From July 27 to August 12, the world's attention will turn away from collapsing economies, wars, politics, and other challenges of the modern world to watch the 30th staging of the modern Olympics in London.
This year's Olympics are particularly special for the Diaspora communities of Jamaica and Trinidad and Tobago, whose 50th anniversary of independence falls in the midst of an Olympics where several outstanding athletes from across the Caribbean are expected to shine.
The London Olympics that today's Caribbean athletes will face however has transformed since the first small and humble band of West Indian teams went to London for the 1948 Games. In addition to medals, accolades and national pride, our athletes today may also pursue another lucrative prize – the wealth of endorsements and brand sponsorships that awaits the triumphant.
The litter of global brands in today's Olympics was not always so when the modern Olympics launched in 1896 in Athens, Greece. Initiated by French baron Pierre de Coubertin, the modern Olympics sought for peace and the "amicable trials of muscular strength and agility" among all countries.
"We shall not have peace until the prejudices which now separate the different races shall have been outlived," said De Coubertin.
Those "amicable trials" then meant that athletes must compete as amateurs. But while the Olympic Games grew from just 214 athletes from 14 countries in 1896, to an anticipated 10,500 athletes from 205 countries in London, it was not until 1971 that athletes could accept endorsements, payments or prizes. By 1986, professional athletes like American basketball players were permitted by the International Olympic Committee (IOC) to compete in the Olympics
Before 1971, athletes were sponsored by family members or their governments, not private companies seeking to advertise on athletic accomplishments. Not even outstanding athletes like Jessie Owens could be financially compensated for his achievements at the 1936 Olympics in Germany. Athletes ran for personal achievement and the pride of their respective countries.
There are many people who firmly believe that the modern Olympics have been tainted by the commercialism and inclusion of professional athletes, which arguably give some countries distinct advantages over others. It was not so long ago that sponsorships and advertisements stood as an antithesis to the Olympic spirit.
Some argue that the drive to win commercial wealth at the Olympics and other global competitions have also played a major role in the increase of banned drugs used to enhance performance.
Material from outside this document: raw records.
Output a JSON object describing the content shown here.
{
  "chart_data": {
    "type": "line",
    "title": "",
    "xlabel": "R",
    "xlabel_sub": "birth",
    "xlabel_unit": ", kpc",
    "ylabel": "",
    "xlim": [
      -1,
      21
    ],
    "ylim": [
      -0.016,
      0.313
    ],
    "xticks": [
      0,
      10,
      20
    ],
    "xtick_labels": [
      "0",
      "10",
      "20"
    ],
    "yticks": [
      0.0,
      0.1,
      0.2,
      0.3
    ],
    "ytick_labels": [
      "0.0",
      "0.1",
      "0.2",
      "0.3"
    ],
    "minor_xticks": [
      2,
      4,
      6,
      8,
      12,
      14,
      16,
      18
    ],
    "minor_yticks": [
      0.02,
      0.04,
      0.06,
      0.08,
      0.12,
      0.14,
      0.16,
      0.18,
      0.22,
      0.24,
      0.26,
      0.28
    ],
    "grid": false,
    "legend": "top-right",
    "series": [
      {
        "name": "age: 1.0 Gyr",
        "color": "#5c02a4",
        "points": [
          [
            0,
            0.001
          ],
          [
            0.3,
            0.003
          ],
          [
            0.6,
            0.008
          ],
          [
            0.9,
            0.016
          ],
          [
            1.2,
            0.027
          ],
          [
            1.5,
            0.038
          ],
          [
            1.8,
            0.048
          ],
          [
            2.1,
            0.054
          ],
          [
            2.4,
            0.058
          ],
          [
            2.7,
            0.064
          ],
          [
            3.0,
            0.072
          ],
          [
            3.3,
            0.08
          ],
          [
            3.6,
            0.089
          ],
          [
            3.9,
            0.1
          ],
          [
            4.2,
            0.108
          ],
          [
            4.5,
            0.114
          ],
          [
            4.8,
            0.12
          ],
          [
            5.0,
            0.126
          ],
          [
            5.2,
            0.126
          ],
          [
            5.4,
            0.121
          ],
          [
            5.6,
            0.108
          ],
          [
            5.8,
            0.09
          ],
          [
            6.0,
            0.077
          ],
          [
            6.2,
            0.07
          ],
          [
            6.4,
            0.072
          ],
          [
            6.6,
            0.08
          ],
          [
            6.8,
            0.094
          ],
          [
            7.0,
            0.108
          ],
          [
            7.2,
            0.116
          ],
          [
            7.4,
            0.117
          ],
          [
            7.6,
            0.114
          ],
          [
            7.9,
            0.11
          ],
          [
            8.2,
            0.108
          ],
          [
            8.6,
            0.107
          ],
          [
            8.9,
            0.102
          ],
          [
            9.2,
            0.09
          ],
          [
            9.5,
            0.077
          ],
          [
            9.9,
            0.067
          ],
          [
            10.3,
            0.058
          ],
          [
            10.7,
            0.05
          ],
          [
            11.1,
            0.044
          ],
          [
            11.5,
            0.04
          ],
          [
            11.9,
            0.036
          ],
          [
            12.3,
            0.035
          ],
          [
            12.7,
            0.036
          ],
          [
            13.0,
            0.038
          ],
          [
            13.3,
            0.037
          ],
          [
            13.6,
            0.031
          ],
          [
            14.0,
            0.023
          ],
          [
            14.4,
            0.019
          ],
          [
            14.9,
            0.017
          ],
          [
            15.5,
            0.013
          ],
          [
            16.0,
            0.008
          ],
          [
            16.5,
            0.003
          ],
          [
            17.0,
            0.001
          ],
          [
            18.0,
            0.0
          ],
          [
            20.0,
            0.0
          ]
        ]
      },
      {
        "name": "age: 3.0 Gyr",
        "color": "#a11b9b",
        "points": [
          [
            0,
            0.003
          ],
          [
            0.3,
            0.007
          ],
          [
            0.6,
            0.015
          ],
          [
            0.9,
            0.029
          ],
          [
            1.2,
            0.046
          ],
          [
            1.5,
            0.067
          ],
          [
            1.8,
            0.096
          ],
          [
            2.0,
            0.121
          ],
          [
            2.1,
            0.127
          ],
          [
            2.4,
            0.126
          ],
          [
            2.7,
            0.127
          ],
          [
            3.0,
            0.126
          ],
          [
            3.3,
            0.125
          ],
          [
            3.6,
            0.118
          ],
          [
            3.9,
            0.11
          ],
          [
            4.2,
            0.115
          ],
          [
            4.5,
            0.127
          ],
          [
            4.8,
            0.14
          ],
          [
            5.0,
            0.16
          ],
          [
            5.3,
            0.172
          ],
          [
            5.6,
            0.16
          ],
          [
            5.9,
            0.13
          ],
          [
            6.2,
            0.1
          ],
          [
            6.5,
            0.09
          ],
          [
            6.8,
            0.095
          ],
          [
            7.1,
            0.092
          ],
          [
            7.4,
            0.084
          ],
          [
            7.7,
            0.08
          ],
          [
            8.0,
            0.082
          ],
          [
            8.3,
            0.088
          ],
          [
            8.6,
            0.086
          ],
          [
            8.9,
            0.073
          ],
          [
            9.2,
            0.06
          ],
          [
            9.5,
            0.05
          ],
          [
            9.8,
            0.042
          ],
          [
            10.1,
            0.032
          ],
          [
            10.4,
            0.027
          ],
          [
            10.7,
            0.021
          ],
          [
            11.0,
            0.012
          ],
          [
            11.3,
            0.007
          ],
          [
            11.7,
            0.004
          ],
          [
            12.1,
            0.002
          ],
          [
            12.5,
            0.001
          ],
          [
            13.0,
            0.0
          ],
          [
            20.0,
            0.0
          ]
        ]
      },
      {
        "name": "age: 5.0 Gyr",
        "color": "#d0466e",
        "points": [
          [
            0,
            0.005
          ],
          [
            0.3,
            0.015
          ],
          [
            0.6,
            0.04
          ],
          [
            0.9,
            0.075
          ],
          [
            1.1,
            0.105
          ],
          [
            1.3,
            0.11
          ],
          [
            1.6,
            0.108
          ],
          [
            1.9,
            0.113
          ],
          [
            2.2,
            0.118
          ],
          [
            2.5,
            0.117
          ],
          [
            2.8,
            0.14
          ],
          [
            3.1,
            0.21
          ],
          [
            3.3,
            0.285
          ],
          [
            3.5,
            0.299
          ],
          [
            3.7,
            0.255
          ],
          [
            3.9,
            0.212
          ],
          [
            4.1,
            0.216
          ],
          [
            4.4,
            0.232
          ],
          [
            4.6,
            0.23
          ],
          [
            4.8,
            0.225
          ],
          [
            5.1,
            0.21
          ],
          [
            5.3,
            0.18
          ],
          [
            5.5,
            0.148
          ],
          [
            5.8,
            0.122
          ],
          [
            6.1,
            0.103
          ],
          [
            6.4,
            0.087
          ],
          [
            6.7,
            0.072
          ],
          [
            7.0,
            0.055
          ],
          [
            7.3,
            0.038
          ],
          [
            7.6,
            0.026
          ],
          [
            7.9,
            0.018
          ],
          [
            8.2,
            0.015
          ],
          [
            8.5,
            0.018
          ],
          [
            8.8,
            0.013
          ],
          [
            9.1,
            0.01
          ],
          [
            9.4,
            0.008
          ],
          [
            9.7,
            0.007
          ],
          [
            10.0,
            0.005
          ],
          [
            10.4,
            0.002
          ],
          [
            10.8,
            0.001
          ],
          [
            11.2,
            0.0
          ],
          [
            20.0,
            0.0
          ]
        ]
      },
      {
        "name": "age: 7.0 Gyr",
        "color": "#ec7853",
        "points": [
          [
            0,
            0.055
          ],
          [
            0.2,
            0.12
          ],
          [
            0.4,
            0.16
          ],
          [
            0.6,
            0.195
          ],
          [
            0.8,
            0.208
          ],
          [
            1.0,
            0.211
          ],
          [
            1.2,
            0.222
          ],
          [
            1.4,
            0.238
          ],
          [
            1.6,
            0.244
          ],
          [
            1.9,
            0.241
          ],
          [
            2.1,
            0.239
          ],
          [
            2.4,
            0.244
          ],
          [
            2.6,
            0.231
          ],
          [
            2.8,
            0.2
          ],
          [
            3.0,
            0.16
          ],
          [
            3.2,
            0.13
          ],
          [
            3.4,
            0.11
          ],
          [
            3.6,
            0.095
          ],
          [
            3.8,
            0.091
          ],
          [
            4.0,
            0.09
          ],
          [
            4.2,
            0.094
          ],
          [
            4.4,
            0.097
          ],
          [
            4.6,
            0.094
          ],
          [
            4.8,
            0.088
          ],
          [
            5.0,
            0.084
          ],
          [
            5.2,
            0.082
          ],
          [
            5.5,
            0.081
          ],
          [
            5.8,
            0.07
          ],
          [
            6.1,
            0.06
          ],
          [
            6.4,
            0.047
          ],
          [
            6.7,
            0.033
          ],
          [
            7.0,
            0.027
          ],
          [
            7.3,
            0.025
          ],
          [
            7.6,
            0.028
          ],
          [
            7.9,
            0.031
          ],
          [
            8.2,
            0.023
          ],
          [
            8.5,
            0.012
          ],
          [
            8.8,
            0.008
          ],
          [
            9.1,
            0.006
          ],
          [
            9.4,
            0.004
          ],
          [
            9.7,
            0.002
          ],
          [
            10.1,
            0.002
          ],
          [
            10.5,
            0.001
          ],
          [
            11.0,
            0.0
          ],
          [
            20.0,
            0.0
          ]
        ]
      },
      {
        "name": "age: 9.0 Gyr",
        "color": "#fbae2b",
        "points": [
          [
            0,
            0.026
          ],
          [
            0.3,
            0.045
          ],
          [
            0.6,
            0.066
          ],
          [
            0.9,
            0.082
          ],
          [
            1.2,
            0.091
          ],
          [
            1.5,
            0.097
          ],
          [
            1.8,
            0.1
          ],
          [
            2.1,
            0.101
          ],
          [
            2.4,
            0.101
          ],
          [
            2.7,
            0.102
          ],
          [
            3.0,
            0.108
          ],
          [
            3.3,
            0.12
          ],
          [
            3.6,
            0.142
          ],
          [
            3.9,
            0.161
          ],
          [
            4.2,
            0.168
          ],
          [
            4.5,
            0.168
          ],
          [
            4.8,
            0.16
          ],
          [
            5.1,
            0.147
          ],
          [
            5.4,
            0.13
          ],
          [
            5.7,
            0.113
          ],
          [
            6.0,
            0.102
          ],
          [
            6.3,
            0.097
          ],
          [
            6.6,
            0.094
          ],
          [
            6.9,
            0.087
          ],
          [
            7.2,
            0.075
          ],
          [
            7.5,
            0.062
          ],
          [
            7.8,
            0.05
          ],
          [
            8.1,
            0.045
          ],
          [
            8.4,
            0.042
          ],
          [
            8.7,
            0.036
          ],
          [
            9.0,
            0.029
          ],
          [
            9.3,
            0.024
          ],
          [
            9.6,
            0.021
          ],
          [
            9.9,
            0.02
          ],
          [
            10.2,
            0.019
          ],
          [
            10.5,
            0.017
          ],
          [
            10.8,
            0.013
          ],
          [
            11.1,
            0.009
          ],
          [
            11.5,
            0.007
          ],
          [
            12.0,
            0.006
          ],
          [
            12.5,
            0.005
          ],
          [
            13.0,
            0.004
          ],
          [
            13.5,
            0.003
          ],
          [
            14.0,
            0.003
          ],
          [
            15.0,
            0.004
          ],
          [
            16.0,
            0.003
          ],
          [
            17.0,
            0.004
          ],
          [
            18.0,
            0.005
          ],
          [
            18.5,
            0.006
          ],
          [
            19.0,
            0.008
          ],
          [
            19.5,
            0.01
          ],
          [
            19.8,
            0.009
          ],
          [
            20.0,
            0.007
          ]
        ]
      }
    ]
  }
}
This perhaps more than any tasteless advertisement taints the Olympic experience for international audiences as our athletes soar ever higher and faster.
One solution, which is gaining traction, suggests that athletes should be adequately compensated from the beginning, permitting them to reach their highest levels of performance over several years, rising from amateurs to professionals.
Meanwhile, Caribbean sprinters in particular, especially Olympic champions, are finally earning unprecedented commercial success. In the end however, money-making at the Olympics for these Caribbean athletes may not prove to be the root of all evil. For too many of them, success at the Olympics means rescue from relative poverty, as many past Caribbean champions struggled even after their Olympic glory.
So for our fastest and strongest, money-making at the Olympics may also mean empowering their families and communities with their financial success. So many Caribbean athletics have shared their wealth with outreach programs to the disadvantaged. Brand sponsorship in the Caribbean has also expanded beyond the top players to also support rising stars.
And in the end, this is the reason why we will hope and pray to watch our athletes standing proudly on the victory podium while our flags rise in the air. A gold medal is not just a personal victory, but a triumphant upliftment for our people and our Caribbean nations.